Railway companies can interact with and control others in many ways. These relationships can be complicated by bankruptcies.
Often, when a railroad first opens, it is only a short spur of a main line. The owner of the spur line may contract with the owner of the main line for operation of the contractee's trains, either as a separate line or as a branch with through service. This agreement may continue as the former railroad expands, or may be temporary until the line is completed.
If the operating company goes bankrupt, the contract ends and the operated company must operate itself.
A major railroad may lease a connecting line from another company, usually the latter company's full system. A typical lease results in the former railroad (the lessee) paying the latter company (the lessor) a certain yearly rate, based on maintenance, profit, or overhead, in order to have full control of the lessor's lines, including operation.

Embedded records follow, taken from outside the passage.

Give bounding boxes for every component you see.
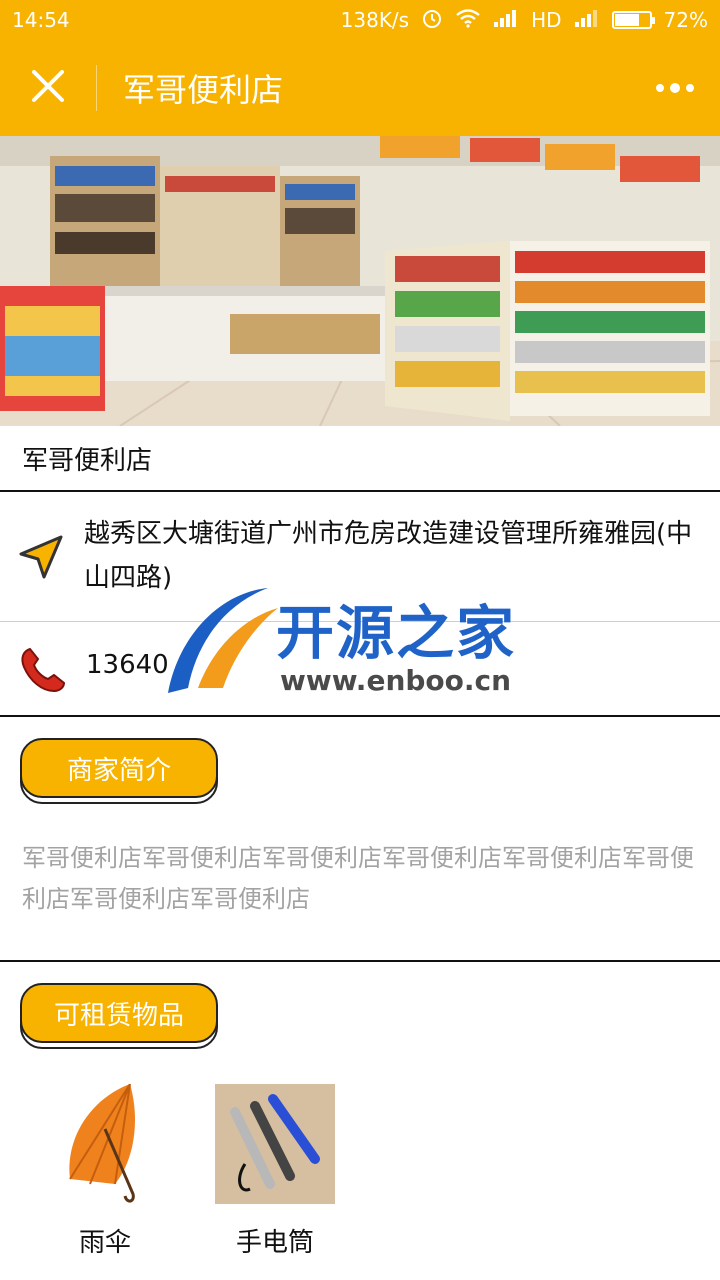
section-divider (0, 960, 720, 962)
more-icon (655, 79, 695, 98)
rental-item-umbrella[interactable]: 雨伞 (40, 1083, 170, 1259)
watermark: 开源之家 www.enboo.cn (158, 578, 568, 703)
rental-tab-label: 可租赁物品 (20, 983, 218, 1043)
rental-item-label: 雨伞 (78, 1228, 131, 1258)
battery-fill (614, 14, 640, 26)
close-button[interactable] (0, 40, 96, 136)
intro-text: 军哥便利店军哥便利店军哥便利店军哥便利店军哥便利店军哥便利店军哥便利店军哥便利店 (22, 844, 694, 913)
rental-item-label: 手电筒 (235, 1228, 314, 1258)
close-icon (31, 69, 65, 107)
battery-percent: 72% (663, 8, 708, 32)
nav-separator (96, 65, 97, 111)
rental-item-flashlight[interactable]: 手电筒 (210, 1084, 340, 1259)
status-time: 14:54 (12, 8, 70, 32)
page-title: 军哥便利店 (123, 71, 284, 109)
network-type: HD (531, 8, 562, 32)
shop-phone[interactable]: 13640 (86, 650, 169, 680)
more-button[interactable] (630, 40, 720, 136)
status-bar: 14:54 138K/s HD 72% (0, 0, 720, 40)
watermark-title: 开源之家 (276, 599, 517, 667)
store-photo (0, 136, 720, 426)
intro-tab[interactable]: 商家简介 (20, 738, 218, 804)
flashlight-icon (215, 1084, 335, 1204)
rental-tab[interactable]: 可租赁物品 (20, 983, 218, 1049)
battery-icon (611, 11, 655, 29)
navigation-icon[interactable] (18, 534, 64, 584)
intro-tab-label: 商家简介 (20, 738, 218, 798)
shop-name: 军哥便利店 (0, 426, 720, 492)
network-speed: 138K/s (340, 8, 410, 32)
signal-icon-2 (574, 8, 600, 32)
watermark-url: www.enboo.cn (280, 664, 512, 697)
wifi-icon (455, 8, 481, 33)
nav-bar: 军哥便利店 (0, 40, 720, 136)
alarm-icon (421, 7, 443, 34)
phone-icon[interactable] (18, 645, 68, 699)
signal-icon (493, 8, 519, 32)
umbrella-icon (45, 1083, 165, 1204)
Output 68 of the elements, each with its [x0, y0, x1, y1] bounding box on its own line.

If the lessee goes bankrupt, the lessor is released from the lease.
Most railroad companies are publicly traded with stocks. As the control the company, one railroad company can buy a majority of of another one in order to control it. Sometimes a bridge line, a railroad that has a majority of traffic coming from points not on its line, is owned equally by the companies that use it (via trackage rights).
Stock ownership does not automatically result in merge of operations, merely in friendly policies towards each other. Operating and leasing agreements typically require a more stringent approval process through the regulating body.
If the owned company goes bankrupt, its stock is worthless, and the owner no longer controls it (unless it buys it back at auction).
Consolidation happens when two railroad companies are consolidated. It is often the last step in an arrangement between two railroads, and is hard to undo, except in the case of bankruptcy, when different parts of the railroad may be sold to different buyers at auction.
Trackage rights (US), running rights or running powers (UK) is an agreement between railroad companies in which the owner of tracks grants another railroad company some use of them. These deals can be long- or short-term; can include the right to serve customers on the line or not; and can be exclusive or not.